Monday, November 7, 2016

Diwali - Deepawali # 2

Though every Indian religious tradition has its own reason for celebrating Diwali, mostly it is associated with the story of Lord Ram coming back to Ayodhyaa after defeating Ravan, and is looked upon as the victory of good over evil. However lately, the authenticity of the popular version of this epic story and the morality of certain events described by Sant Tulasi Das in the 'Ram-Charit-Maanas' have become questionable and a matter of debate.

Instead of searching for the historical facts and its authenticity, let us examine the metaphorical meanings of certain events to draw some useful conclusions for our own advancement.
 
By carefully examining the nature of the two main characters of this larger-than-life story, Lord Ram could be considered a symbol of Gyan; full of wisdom, tolerance, patience, love, kindness and sympathy along with sense of morality - and Devi Sita, a symbol of Bhakti or devotion.
During the exile, after leaving the palace, they lived in forests without any luxuries or even simple household facilities. Though they did not have much, they seemed to be quite happy and comfortable for the most part of their exile; meeting ordinary people and enjoying the company of learned Rishi's and sages as well.
But then… one day Devi Sita saw ‘the golden deer’ and the problems started when she became obsessed with the desire to have it.

The ‘Golden deer’ is obviously a symbol of ‘Maya’. Lord Ram, ‘Gyana’ tried to convince Sita, the Bhakti, that the Golden deer is a mirage; it’s illusion and she should not get attached to it. Looking at it, enjoying and admiring its beauty would have been alright, but Devi Sita wanted to possess it. She eventually convinced Lord Ram to go after it and bring it to her.
For practical purposes, even today, this story could be related to the life of many spiritual seekers. When a Gyani Bhakta becomes obsessed with Maya, Gyana tries to constraint him by reminding that all Maya is transitory and its obsession may become a distraction and take him away from his aim to achieve the Moksha, the ‘Ultimate Freedom’. The desiring Bhakta tries to find logics to justify his desires; by reasoning that Bhakti does not mean living in isolation with no desires or comforts. That a Bhakta can be very rich and own everything he desires, live a luxurious life and still maintain his devotion and spirituality.

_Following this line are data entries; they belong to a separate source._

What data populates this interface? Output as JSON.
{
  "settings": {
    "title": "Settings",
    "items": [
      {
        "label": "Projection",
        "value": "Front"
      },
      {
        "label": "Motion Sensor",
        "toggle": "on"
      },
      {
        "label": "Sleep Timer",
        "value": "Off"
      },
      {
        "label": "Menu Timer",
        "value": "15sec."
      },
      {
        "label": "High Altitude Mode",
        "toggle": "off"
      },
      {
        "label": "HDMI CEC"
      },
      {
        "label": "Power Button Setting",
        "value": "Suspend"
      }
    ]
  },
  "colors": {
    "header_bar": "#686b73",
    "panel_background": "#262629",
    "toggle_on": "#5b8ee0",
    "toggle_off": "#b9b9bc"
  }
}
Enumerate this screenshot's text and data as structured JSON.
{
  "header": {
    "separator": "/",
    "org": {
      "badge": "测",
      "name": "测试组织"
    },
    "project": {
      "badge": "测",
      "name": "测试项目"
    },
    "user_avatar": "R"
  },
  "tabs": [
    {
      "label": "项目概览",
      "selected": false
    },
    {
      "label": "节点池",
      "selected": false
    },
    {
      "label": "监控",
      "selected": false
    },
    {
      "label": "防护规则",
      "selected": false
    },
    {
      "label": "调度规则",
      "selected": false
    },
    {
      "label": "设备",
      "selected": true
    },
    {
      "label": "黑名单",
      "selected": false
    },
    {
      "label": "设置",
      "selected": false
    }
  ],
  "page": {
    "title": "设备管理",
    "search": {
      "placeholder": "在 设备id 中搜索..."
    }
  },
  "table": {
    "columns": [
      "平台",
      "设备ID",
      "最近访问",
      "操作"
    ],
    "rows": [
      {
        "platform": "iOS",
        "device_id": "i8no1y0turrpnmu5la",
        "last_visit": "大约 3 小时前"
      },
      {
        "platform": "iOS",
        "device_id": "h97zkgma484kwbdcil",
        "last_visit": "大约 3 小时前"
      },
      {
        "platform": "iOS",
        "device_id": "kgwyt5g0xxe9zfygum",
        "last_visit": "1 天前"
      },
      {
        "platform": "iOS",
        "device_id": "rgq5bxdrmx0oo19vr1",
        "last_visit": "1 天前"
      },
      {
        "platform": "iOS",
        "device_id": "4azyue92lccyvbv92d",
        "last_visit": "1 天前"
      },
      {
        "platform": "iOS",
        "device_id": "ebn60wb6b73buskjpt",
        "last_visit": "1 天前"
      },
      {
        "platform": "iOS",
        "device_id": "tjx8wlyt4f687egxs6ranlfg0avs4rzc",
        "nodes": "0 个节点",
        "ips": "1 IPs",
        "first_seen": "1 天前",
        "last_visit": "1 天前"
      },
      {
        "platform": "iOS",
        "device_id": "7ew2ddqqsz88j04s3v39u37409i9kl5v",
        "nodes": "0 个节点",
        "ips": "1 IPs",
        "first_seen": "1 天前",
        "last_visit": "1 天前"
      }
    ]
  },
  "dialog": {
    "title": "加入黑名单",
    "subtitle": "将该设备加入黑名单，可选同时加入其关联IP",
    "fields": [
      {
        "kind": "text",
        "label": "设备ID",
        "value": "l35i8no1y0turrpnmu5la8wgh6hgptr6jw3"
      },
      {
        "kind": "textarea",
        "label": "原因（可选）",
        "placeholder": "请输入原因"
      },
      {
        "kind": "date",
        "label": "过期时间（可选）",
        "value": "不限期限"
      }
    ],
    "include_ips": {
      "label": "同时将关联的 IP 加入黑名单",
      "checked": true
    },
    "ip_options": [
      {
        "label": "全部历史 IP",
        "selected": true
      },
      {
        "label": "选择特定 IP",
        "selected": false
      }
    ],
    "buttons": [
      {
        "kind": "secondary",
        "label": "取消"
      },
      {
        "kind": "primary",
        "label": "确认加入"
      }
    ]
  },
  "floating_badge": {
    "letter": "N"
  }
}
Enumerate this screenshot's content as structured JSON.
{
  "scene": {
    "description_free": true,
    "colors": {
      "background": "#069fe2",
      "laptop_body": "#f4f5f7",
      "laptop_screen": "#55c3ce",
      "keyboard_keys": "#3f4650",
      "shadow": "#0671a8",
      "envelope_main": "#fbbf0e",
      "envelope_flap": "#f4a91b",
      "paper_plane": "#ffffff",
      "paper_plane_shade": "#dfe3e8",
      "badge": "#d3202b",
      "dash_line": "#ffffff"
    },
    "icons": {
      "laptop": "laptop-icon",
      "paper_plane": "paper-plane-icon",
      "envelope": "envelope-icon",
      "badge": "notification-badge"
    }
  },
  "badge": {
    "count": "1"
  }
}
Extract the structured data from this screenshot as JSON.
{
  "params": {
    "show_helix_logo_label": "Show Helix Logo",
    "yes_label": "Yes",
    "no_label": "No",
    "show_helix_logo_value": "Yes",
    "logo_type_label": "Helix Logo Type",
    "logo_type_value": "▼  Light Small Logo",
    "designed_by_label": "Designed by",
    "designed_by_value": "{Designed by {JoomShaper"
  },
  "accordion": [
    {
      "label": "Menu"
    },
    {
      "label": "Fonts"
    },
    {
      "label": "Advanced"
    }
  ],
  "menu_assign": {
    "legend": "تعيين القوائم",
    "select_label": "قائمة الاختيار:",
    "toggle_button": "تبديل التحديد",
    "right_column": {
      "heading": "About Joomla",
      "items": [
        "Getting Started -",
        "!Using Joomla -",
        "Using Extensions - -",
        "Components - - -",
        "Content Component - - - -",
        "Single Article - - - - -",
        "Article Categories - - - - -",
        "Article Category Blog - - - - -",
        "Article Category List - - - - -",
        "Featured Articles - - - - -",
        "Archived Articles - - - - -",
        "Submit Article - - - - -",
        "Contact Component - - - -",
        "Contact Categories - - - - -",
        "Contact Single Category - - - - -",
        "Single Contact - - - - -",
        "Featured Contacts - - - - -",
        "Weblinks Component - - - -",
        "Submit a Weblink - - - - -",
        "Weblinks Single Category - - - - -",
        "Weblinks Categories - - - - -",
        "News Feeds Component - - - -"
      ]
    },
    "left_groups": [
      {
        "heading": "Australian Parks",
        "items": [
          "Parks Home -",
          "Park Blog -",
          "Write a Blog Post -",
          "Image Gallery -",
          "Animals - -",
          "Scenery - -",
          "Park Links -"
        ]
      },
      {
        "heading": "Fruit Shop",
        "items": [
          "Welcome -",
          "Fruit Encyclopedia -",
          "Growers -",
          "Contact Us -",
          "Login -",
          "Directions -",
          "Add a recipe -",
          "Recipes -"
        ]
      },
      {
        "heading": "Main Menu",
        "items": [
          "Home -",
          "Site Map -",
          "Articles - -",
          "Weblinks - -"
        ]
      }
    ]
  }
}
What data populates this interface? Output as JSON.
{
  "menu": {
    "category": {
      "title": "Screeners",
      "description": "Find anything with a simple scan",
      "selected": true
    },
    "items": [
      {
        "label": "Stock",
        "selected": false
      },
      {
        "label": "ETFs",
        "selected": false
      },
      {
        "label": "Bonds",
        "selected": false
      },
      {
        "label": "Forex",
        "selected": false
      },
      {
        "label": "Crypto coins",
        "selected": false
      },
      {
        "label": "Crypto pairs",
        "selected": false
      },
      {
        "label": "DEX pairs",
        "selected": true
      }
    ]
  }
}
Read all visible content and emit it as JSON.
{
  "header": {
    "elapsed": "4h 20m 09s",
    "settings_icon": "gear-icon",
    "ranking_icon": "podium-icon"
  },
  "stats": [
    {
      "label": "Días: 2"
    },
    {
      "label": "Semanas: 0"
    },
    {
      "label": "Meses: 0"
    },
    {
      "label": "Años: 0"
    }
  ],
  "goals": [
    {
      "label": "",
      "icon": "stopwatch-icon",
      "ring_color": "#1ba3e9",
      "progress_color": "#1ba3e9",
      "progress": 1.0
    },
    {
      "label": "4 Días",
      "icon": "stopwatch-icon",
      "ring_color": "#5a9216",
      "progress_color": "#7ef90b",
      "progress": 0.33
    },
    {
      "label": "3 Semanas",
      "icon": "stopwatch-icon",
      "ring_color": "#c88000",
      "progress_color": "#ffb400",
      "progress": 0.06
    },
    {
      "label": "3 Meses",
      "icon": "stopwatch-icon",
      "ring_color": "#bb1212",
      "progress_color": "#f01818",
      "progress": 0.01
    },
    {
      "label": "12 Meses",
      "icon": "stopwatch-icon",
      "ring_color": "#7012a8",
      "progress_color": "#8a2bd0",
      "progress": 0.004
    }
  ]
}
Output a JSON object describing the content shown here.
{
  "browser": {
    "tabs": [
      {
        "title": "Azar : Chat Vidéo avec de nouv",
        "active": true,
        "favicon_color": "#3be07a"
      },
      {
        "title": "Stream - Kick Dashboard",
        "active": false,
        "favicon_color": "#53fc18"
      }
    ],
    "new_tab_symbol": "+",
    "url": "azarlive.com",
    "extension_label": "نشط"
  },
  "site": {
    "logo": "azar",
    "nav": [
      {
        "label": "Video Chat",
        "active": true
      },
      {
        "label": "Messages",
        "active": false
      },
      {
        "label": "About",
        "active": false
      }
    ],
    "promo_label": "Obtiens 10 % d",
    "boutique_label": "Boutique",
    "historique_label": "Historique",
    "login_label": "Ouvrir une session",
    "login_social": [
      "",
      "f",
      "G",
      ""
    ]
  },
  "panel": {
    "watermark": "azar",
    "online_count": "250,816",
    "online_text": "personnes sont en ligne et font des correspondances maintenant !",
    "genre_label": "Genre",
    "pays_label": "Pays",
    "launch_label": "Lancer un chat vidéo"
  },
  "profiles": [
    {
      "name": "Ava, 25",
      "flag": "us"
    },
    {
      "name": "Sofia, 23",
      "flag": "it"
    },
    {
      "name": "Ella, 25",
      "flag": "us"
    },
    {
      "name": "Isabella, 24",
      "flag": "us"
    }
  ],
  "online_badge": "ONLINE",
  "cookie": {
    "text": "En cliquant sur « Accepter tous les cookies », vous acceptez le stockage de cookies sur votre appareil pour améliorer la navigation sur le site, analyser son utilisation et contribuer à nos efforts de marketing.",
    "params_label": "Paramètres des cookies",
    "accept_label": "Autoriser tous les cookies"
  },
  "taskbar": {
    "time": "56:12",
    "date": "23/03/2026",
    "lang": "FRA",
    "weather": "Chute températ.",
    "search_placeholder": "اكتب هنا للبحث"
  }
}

In fact, this logic is absolutely right. We can find many Gurus, Rishis, Avatars and highest spiritual icons such as Maharaj Janak, who lived a rich and luxurious life style and some of them even ruled as kings. Undeniably, this ideology is true, but, if used as a justification for the excessive desires and wrong means to achieve them, it becomes a problem.

Lakshman was always guarding and protecting both; Lord Ram and Devi Sita with his watchful eyes. He drew a circle; a boundary line around Sita to protect her. And the moment Sita ji crossed that ‘Laxman-Rekha’, she got kidnapped.

Contentment is an important part of Bhakti. 
Desires and wants, and the means to fulfil them must remain within the ‘Lakshman-Rekha', the 'Maryaada'.

However, ‘Lakshman Rekha’ or 'Maryaada' does not mean just to control desires and attachments. It is actually the means; the ways how we try to achieve and fulfil our desires. Baba Avtar Singh ji used to emphasize on the virtues of honesty and truthfulness in how we live; how we earn and spend our money. In his discourses, he often used to say: “Do not lie, do not cheat anyone, earn your money with honest means. Do not try to harm anyone – even if they have done some wrong to you”.
I remember him and Bhai Sahib Amar Singh ji Patiala quoting this verse from the Gurubani many times:
             "हक़ पराया नानका उस सूअर, उस गाय"
        “Haq paraaya Nanakaa, us soo-ar us gaaye”  
Meaning: To take away what rightfully belongs to someone else, is like a Muslim eating pork, or a Hindu eating cow.

Unfortunately, we are hardly reminded anymore about the importance of keeping these codes of conduct, the Maryaada to make our spiritual journey smooth and to maintain our Bhakti in it's pure form.
If excessive desires and attachments, and the ways to fulfil them are wrongfully justified with the Gyana, then the Gyana itself gets lost. When Lord Ram, persuaded and convinced by Sita, goes after the Golden deer, their happy and peaceful life in exile turns into chaos. Devi Sita is kidnapped and Lord Ram is also lost; wandering from forest to forest searching for her.
To be re-united - to bring Sita back, the golden Lanka had to be burnt and Ravan had to be defeated.

Without each other – just like Ram and Sita, Gyana and Bhakti cannot achieve Divine Bliss - ever happiness and Moksha; the ultimate freedom. They have to stay together in their purest forms.

To bring the Bhakti back, the golden Lanka, symbol of Maya has to be burnt, and Ravan; the symbol of Ego has to be killed.